Mais finalement voici que ce plaisir l’emporte et, de 1871 à 1900, les seules pièces de Corneille que l’on joue sont le Cid, Cinna, Horace et Polyeucte. De 919 représentations du Cid données de 1680 à 1900, il y en a 440 pour le XIXe siècle ; il y en a 181 de Polyeucte sur 418 ; et 314 d’Horace sur 586. La fortune de Cinna est plus singulière. On en avait donné 286 représentations de 1680 à 1800 ; il s’en donne 333 de 1801 à 1900, soit au total 619. Mais, de ces 333 représentations, 253 appartiennent à la période de 1801 à 1850, et 80 seulement à la période de 1850 à 1900. On en peut tirer la conclusion que Cinna jette au théâtre « ses derniers feux, » si l’on peut ainsi dire, ou, pour me servir d’une autre métaphore, « il se déclasse. » On le lira toujours : il ne se jouera bientôt plus. Le même sort attend-il Polyeucte ? Je voudrais ne pas le croire ! Mais on est bien obligé de constater qu’en ces trente dernières années la Comédie-Française ne l’a pas donné plus de 57 fois, soit en moyenne 2 fois l’an, tandis que, dans le même intervalle de temps, Horace reparaissait 71 fois sur l’affiche, et le Cid 144 fois. On ne l’avait joué que 71 fois dans les trente années précédentes, de 1841 à 1870, et si je crois devoir en faire l’observation, c’est pour écarter l’objection qui vient naturellement à l’esprit.

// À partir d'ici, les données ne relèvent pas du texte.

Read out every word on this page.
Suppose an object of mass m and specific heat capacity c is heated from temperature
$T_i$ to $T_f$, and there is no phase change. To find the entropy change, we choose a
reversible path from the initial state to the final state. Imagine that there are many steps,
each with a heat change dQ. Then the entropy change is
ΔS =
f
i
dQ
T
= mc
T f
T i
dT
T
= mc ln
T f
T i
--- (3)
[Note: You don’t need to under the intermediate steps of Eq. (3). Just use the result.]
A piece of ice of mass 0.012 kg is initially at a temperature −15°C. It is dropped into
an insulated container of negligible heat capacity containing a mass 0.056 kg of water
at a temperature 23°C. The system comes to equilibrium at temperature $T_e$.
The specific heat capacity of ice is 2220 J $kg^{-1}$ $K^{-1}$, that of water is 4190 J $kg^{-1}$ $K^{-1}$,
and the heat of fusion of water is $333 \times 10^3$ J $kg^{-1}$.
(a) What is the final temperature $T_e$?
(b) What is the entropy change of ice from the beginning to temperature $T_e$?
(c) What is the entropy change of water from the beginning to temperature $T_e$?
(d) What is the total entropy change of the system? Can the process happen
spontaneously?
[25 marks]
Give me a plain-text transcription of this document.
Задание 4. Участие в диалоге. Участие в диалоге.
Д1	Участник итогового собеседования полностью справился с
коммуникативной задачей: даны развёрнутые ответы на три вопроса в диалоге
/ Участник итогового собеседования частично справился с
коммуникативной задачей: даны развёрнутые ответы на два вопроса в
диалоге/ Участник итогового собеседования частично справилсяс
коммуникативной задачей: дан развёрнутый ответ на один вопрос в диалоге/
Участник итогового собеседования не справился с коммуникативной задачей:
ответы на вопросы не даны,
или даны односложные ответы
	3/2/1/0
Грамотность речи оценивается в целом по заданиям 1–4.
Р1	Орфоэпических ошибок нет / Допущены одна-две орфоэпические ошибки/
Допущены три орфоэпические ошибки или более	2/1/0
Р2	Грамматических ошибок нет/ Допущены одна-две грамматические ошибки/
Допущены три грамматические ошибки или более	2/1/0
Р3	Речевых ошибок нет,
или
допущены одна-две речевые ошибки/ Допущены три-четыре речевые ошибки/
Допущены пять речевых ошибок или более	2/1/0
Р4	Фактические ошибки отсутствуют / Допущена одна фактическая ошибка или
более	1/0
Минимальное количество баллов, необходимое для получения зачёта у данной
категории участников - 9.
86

Est-ce que le génie d’une Rachel ou d’un Talmane serait peut-être pas la cause de ces fluctuations de popularité ? Les chiffres prouvent ou semblent prouver le contraire. Le « phénomène » est indépendant du caprice ou du talent des acteurs. On achèvera de s’en convaincre en examinant la statistique des représentations de Racine.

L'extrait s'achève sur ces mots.